A Unicode code point is written as U+ followed by four to six hexadecimal digits. For example:

  • U+0041 — Latin capital letter A
  • U+00A9 — Copyright sign ©
  • U+1F600 — Grinning face 😀

The Unicode standard currently defines over 149,000 characters across 161 scripts.

Why it replaced ASCII

ASCII only encodes 128 characters (code points 0–127), which covers English letters, digits, and basic punctuation. That's nowhere near enough for the world's languages. Unicode is a superset of ASCII — the first 128 Unicode code points are identical to ASCII, so ASCII text is valid Unicode.

Encodings: UTF-8, UTF-16, UTF-32

Unicode defines code points, but a separate encoding determines how those code points are stored as bytes.
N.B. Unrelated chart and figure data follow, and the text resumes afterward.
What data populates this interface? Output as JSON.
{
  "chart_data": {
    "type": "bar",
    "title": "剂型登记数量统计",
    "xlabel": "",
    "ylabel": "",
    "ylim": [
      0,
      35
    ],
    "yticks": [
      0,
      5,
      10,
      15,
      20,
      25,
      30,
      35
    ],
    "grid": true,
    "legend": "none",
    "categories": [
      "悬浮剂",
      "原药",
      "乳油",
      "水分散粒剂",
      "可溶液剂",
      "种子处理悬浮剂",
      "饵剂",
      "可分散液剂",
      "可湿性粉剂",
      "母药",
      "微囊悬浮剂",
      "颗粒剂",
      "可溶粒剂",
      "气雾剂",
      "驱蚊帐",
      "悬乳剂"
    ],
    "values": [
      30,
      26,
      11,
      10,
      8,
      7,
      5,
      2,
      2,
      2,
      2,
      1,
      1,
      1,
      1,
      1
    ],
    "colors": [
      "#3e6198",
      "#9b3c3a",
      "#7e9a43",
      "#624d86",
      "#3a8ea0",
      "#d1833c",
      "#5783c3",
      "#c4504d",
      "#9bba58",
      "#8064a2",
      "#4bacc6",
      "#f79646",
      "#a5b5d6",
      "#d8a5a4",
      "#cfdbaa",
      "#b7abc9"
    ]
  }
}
  • UTF-8 — Variable width (1–4 bytes per character). ASCII characters use 1 byte, making it backwards-compatible with ASCII. The dominant encoding on the web (used by over 98% of websites).
  • UTF-16 — Variable width (2 or 4 bytes). Used internally by JavaScript, Java, and Windows. Characters outside the Basic Multilingual Plane (above U+FFFF) require a surrogate pair of two 16-bit code units.
  • UTF-32 — Fixed width (4 bytes per character). Simple indexing but wasteful for text that's mostly ASCII. Rarely used in practice.

Unicode in practice

In most programming languages, you can insert a Unicode character by its code point using escape sequences:

  • JavaScript: "\u00A9" or "\u{1F600}"
  • Python: "\u00A9" or "\U0001F600"
  • HTML: &#xA9; or &#169;